I was able to resolve the issue by using larger EC2 instances, so yeah, CPU/Memory starvation was the cause of this problem.

Togtja commented 9 months ago

We are also experiencing similar problems. We are aslo running it as --ephemeral, we have 4 build in parallel compiling C++ code. The communiction loss seems to mostly happend during an artefact upload to GitHub using the Upload Action (https://github.com/actions/upload-artifact). However, it has also lost connection duing a post-checkout stage. We have attempted to use some EC2 machines that are an insanly overkill for the task, however, the problem still seems to presist.
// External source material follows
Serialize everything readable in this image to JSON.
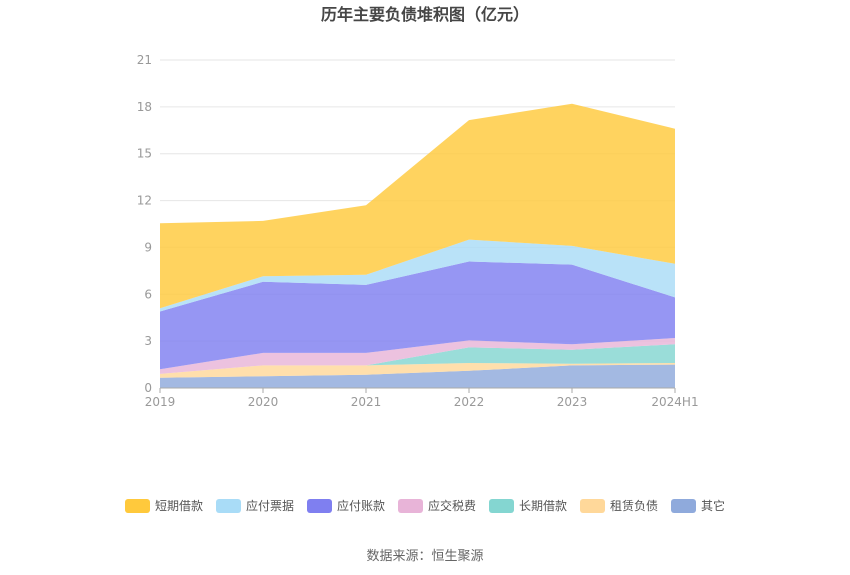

Since we are running 4 build at the time, it nearly always fails in one of them. 3 are Ubuntu based and 1 is Windows, but it does not seem to just be affecting 1 type of OS. The GitHub runner version is always the newest, as they are created via a script that fetches the newset runner.

Our current "solution" is just to "rebuild failed jobs" untill it works. However, longterm this is unacceptable

Similar to https://github.com/actions/runner/issues/2624#issuecomment-1592427664

machulav commented 8 months ago

We have the same issue, which happens from time to time with our runners

jbkc85 commented 8 months ago

For my particular scenario, the web socket errors are a red herring and aren't necessarily associated with the random loss of a runner.

IF in AWS and running on SPOT instances, depending on the SPOT instance settings and autoscaling, its very possible that the SPOT instances are heavily associated with the random loss of a GH runner instance. In our particular case, we went from SPOT to ON_DEMAND node groups and went from 30-40% failure rates to 0.01%

signor-mike commented 4 months ago

I downgraded Ubuntu from 22.04 LTS to 20.04 LTS and the workflow is no longer exhausting anything.